A friend recently confided in me that he was afraid of dying. A lifelong Christian, he has recently been plagued by doubts, and particularly by the nightmare of merely ceasing to exist at death. “Pfff!” he says ruefully, “and I’m done.”

This is a nightmare indeed. It is a better vision of the end, to be sure, than the fear of judgment that haunted so many ancients and haunts many people today. If one honestly takes stock of oneself, even for a few moments, and then imagines being judged by a Deity of perfect holiness who knows every detail of your life, the prospect is terrifying.

In our modern age, however, many of us instead fear instead that life simply ends, like a computer with the battery pulled out. What used to hum with energy and productivity is now inert junk, inexorably on the path to disintegration and dust.

And if that’s how life ends, then one might well wonder whether all attempts at self-control or abstinence or moderation or deferred gratification or holiness are just foolishness: for there is no heavenly reward, no positive karma, no happy hunting ground. Better to grab all the happiness I can and cut away anything or anyone that slows me down.

But think of Jesus. What an odd character he is. He’s not exactly like other major religious figures or, really, like any other figure in history.
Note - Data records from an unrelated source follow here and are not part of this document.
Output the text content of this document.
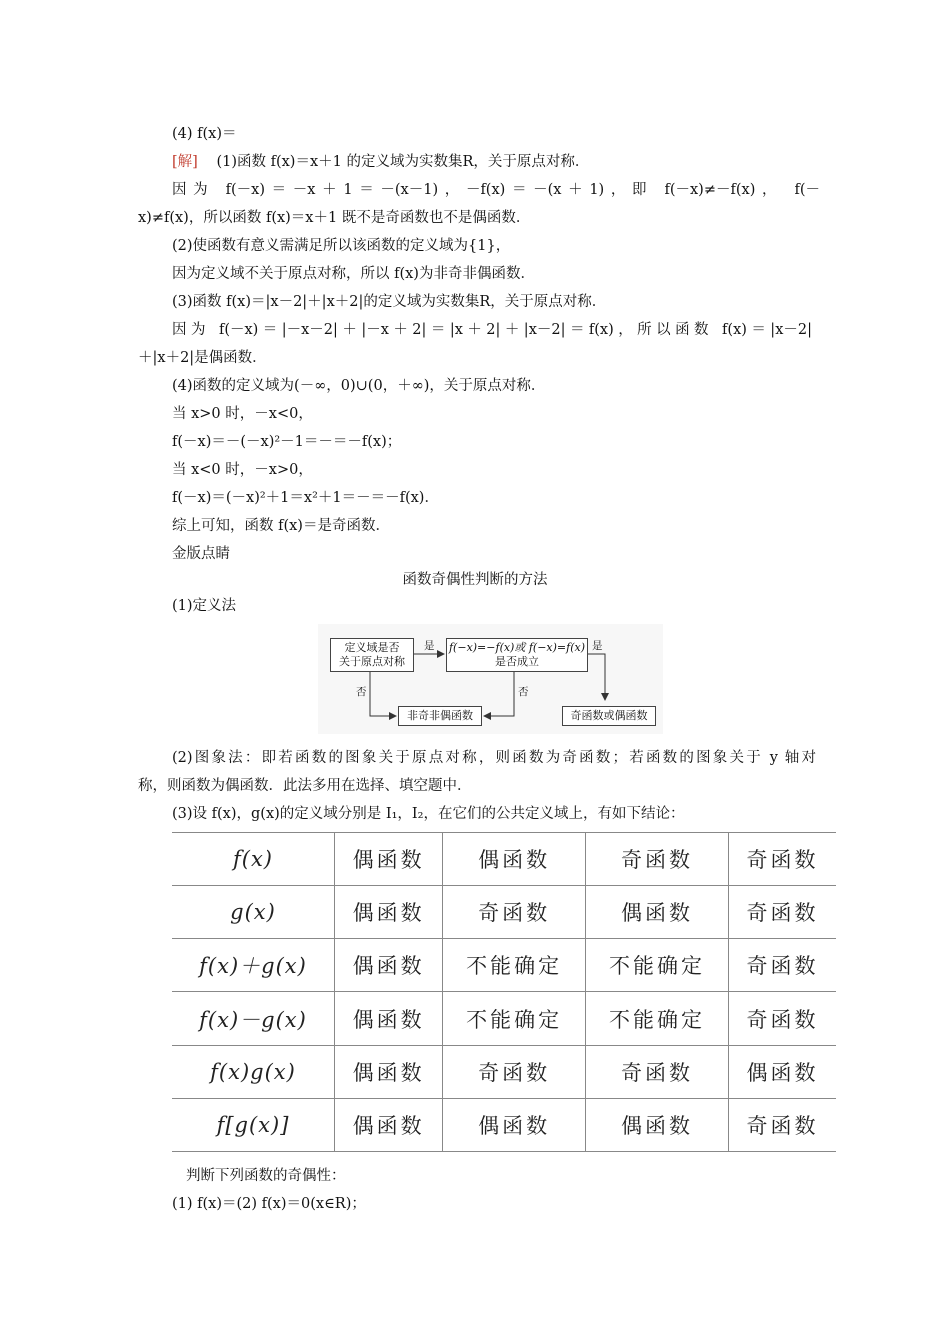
(4) f(x)＝
[解] (1)函数 f(x)＝x＋1 的定义域为实数集R，关于原点对称．
因为 f(－x)＝－x＋1＝－(x－1)，－f(x)＝－(x＋1)，即 f(－x)≠－f(x)， f(－
x)≠f(x)，所以函数 f(x)＝x＋1 既不是奇函数也不是偶函数．
(2)使函数有意义需满足所以该函数的定义域为{1}，
因为定义域不关于原点对称，所以 f(x)为非奇非偶函数．
(3)函数 f(x)＝|x－2|＋|x＋2|的定义域为实数集R，关于原点对称．
因为 f(－x)＝|－x－2|＋|－x＋2|＝|x＋2|＋|x－2|＝f(x)，所以函数 f(x)＝|x－2|
＋|x＋2|是偶函数．
(4)函数的定义域为(－∞，0)∪(0，＋∞)，关于原点对称．
当 x>0 时，－x<0，
f(－x)＝－(－x)²－1＝－＝－f(x)；
当 x<0 时，－x>0，
f(－x)＝(－x)²＋1＝x²＋1＝－＝－f(x)．
综上可知，函数 f(x)＝是奇函数．
金版点睛
函数奇偶性判断的方法
(1)定义法
定义域是否
关于原点对称
f(−x)=−f(x)或 f(−x)=f(x)
是否成立
非奇非偶函数	奇函数或偶函数
是	是
否	否
(2)图象法：即若函数的图象关于原点对称，则函数为奇函数；若函数的图象关于 y 轴对
称，则函数为偶函数．此法多用在选择、填空题中．
(3)设 f(x)，g(x)的定义域分别是 I₁，I₂，在它们的公共定义域上，有如下结论：
f(x)	偶函数	偶函数	奇函数	奇函数
g(x)	偶函数	奇函数	偶函数	奇函数
f(x)＋g(x)	偶函数	不能确定	不能确定	奇函数
f(x)－g(x)	偶函数	不能确定	不能确定	奇函数
f(x)g(x)	偶函数	奇函数	奇函数	偶函数
f[g(x)]	偶函数	偶函数	偶函数	奇函数
判断下列函数的奇偶性：
(1) f(x)＝(2) f(x)＝0(x∈R)；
He isn’t only a prophet, like Moses or Muhammad or Joseph Smith, although he is that. He isn’t only a seer or spiritual adept, like Buddha or Zoroaster or Mahavira, although he is that. He isn’t only a wise man, like Confucius or Lao-Tzu or Socrates, although he is that. And he isn’t only a personification of the divine, like Krishna or Rama, although he is that, too.

Jesus is the One Great God who became a human being, who lived in a particular place and time in actual history (you can visit today where he walked and his lifetime is pretty precisely datable), whose career is well sketched in a variety of reliable documents, and who then died on a Roman cross, only to be reported as resurrected a few days later—an event that launched the largest religion in the world.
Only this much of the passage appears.